All this took about 12 months to execute. I am still on the healing journey and learning new things. Investing my energy and time in these Macros had the biggest impact on my happiness and quality of life. I still do the Micros…I go to the gym in the mornings, eat mostly clean food, sometimes I meditate, sometimes I take cold showers, sometimes I look at my goals, sometimes I put things in my calendar, but I’m not obsessed with these tools. Actually, when my Macros are in order, the Micros kind of just happen by themselves. I don’t have to use willpower. I naturally lean towards healthy lifestyle habits.

5. List of Things That Helped Me

If any of this resonates, please, please, please take care of it. Address the Macros today. This is a list of tools & resources that were helped. Again, they are just the tools, you have to do the hard inner-work yourself. Make the tough decisions now:

  • Book: Lost Connections
  • Book: The Way Of The Superior Man (for men)
  • Psychedelics: Psilocybin in a therapeutic session followed up by micro-dosing protocol.
  • Coaching: I have my coach that I trust. There are many organizations where you can find a good coach. Tony Robbins organization is where I started originally.
  • Ecstatic dance: this one was probably specific to my exprience. I had some trauma and a lot of friction attached to dancing. Doing an ecstatic dance helped to work through it.

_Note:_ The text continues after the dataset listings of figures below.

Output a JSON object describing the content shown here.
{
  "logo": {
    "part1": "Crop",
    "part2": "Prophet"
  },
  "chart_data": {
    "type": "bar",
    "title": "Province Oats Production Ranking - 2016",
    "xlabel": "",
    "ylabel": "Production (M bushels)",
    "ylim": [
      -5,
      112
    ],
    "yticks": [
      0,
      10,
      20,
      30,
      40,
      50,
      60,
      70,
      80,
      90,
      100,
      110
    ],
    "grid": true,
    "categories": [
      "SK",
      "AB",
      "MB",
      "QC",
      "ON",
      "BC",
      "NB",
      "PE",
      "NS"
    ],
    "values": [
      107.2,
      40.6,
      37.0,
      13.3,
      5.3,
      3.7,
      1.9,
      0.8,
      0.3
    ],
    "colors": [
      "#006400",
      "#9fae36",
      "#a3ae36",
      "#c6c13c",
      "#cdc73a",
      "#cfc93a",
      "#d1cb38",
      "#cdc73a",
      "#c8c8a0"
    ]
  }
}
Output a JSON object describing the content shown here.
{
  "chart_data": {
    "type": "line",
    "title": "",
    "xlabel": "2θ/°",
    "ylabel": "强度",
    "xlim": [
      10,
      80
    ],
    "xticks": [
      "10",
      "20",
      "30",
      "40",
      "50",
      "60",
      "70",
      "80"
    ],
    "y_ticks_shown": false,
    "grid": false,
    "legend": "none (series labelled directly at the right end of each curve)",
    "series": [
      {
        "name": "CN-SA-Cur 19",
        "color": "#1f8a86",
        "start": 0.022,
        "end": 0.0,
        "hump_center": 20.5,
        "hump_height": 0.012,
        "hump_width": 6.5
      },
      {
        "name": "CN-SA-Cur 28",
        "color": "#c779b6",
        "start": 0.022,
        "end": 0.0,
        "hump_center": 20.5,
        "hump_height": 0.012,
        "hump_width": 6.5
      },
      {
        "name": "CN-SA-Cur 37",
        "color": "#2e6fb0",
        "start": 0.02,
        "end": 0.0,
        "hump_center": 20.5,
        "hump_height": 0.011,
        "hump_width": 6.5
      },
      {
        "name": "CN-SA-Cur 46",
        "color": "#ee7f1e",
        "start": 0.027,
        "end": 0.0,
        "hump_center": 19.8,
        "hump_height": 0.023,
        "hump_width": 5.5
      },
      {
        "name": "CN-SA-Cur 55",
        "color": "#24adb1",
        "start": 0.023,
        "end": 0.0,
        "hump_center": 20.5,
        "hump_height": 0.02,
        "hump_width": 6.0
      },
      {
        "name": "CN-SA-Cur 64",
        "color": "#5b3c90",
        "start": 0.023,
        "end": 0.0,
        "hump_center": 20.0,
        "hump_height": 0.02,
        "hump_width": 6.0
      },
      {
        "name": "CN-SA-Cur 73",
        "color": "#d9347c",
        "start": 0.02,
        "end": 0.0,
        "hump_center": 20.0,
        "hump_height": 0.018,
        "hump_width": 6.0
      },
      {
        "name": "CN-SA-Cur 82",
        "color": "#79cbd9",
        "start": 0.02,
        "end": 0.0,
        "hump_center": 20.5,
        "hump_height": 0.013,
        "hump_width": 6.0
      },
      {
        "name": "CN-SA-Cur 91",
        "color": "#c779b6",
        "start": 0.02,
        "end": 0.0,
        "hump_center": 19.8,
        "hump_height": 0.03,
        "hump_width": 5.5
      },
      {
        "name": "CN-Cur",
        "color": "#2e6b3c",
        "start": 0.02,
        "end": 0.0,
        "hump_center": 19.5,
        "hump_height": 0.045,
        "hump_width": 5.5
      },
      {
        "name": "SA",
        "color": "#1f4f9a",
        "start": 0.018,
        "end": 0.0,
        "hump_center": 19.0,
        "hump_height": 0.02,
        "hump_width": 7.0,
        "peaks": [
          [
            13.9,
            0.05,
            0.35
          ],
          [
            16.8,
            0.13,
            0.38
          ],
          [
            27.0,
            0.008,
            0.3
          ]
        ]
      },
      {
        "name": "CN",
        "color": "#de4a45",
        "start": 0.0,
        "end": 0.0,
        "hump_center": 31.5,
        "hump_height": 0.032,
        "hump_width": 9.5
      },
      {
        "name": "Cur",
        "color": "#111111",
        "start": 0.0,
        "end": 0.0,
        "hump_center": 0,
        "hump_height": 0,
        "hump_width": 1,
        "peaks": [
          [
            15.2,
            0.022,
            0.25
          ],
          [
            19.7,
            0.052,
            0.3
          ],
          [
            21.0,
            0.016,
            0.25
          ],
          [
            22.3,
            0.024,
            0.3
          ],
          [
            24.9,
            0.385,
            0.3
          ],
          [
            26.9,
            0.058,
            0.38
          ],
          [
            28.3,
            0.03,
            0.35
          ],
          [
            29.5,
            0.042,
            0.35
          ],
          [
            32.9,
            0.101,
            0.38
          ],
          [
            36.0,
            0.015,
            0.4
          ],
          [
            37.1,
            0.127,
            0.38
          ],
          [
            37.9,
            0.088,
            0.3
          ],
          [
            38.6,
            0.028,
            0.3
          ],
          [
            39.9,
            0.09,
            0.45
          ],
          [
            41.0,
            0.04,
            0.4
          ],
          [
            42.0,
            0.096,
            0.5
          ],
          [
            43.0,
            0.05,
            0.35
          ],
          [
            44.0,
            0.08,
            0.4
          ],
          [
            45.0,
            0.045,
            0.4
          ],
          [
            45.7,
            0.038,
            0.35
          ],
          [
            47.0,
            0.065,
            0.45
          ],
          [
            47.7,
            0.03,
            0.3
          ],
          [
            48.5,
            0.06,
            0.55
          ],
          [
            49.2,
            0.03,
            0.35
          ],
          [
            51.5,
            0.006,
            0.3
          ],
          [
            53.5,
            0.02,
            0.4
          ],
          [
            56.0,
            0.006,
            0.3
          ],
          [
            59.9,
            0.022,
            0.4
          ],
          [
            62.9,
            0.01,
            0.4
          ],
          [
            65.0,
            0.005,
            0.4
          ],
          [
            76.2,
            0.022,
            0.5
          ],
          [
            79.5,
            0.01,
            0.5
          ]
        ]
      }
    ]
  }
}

When I first begun sharing my burnout experience I was shocked how many people reach out to me and said they’re going through something similar but feel like they can’t tell anyone because they’re ashamed. If you recognize any of the symptoms in your life, reach out to a friend, find a therapist or a coach, do whatever you have to do and address the Macros. Those touch decisions are sometimes painful in the long-run but I promise you that it’s worth it.